Sempre digo: a moda não se vende nem se consome como Danone. Existem uma série de fatores decisivos para a conclusão da compra e até para o despertar do desejo. Fatores que, nos últimos anos, foram escanteados em prol dos resultados financeiros e dos retornos a curto prazo. Claro, não é a única causa, mas a queda nas vendas de muitas marcas de luxo tem relação com essa estratégia de comunicação e negócio.
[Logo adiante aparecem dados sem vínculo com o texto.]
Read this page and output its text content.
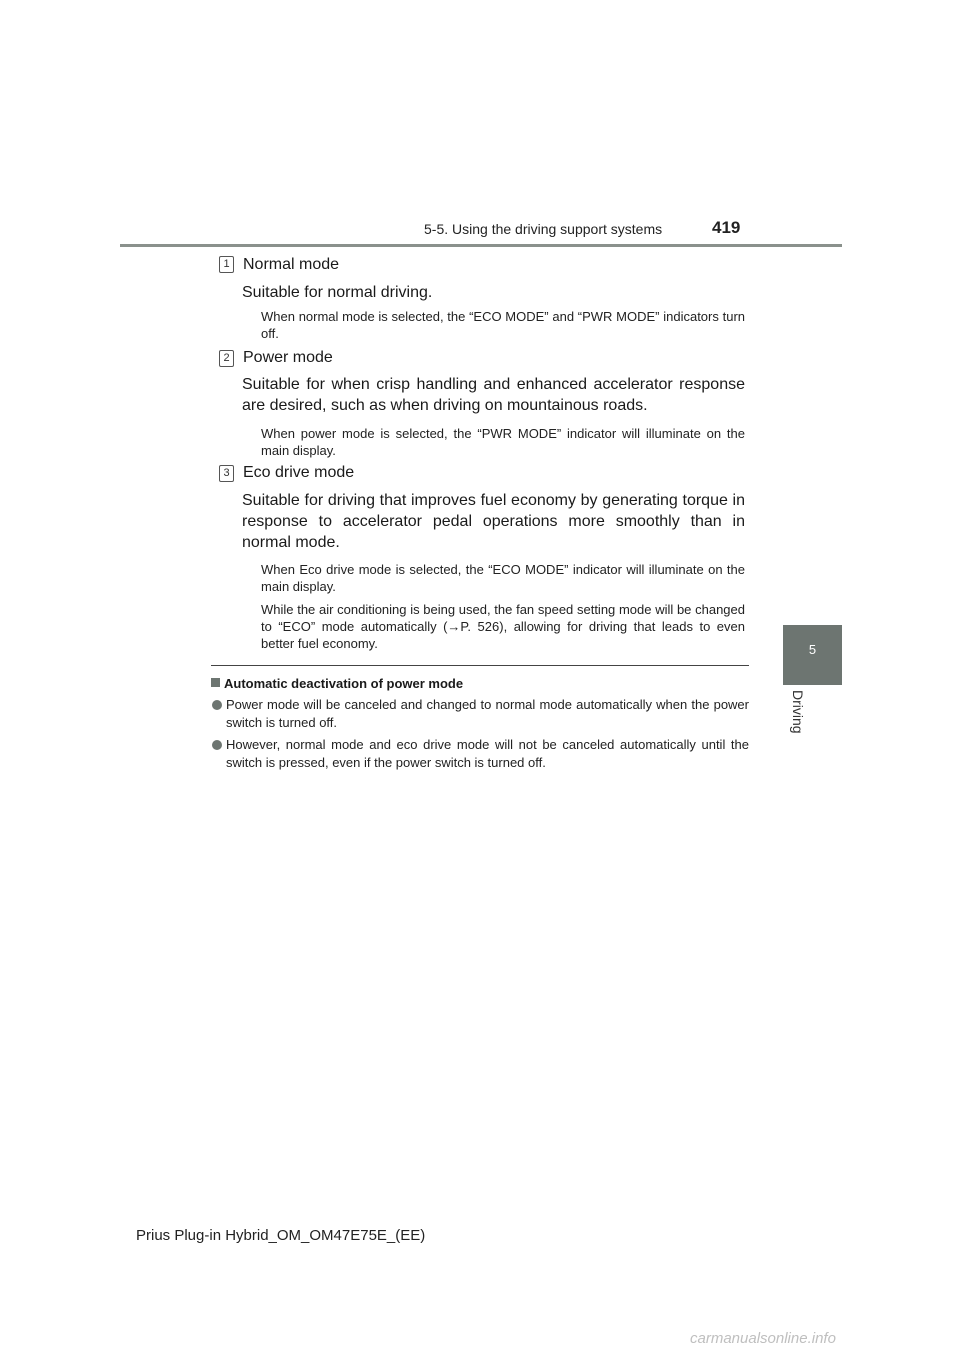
5-5. Using the driving support systems	419
5
Driving
1 Normal mode
Suitable for normal driving.
When normal mode is selected, the “ECO MODE” and “PWR MODE” indicators turn off.
2 Power mode
Suitable for when crisp handling and enhanced accelerator response are desired, such as when driving on mountainous roads.
When power mode is selected, the “PWR MODE” indicator will illuminate on the main display.
3 Eco drive mode
Suitable for driving that improves fuel economy by generating torque in response to accelerator pedal operations more smoothly than in normal mode.
When Eco drive mode is selected, the “ECO MODE” indicator will illuminate on the main display.
While the air conditioning is being used, the fan speed setting mode will be changed to “ECO” mode automatically (→P. 526), allowing for driving that leads to even better fuel economy.
Automatic deactivation of power mode
Power mode will be canceled and changed to normal mode automatically when the power switch is turned off.
However, normal mode and eco drive mode will not be canceled automatically until the switch is pressed, even if the power switch is turned off.
Prius Plug-in Hybrid_OM_OM47E75E_(EE)
carmanualsonline.info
Hermès, verão 2025. Fotos: Getty Images
Não por acaso, quem se deu bem em 2023 e 2024 foi quem não se rendeu ao modelo pré-calculado. Ou melhor, ao modelo só calculado. A Hermès é um exemplo de Maria que nunca vai com as outras. É quase uma exceção do mercado. Prada e Miu Miu, duas Marias seguidas pelas outras, perceberam a importância de oferecer alternativas propositalmente imperfeitas e desarmoniosas à frieza previsível recomendada como bom-gosto por algoritmos mil.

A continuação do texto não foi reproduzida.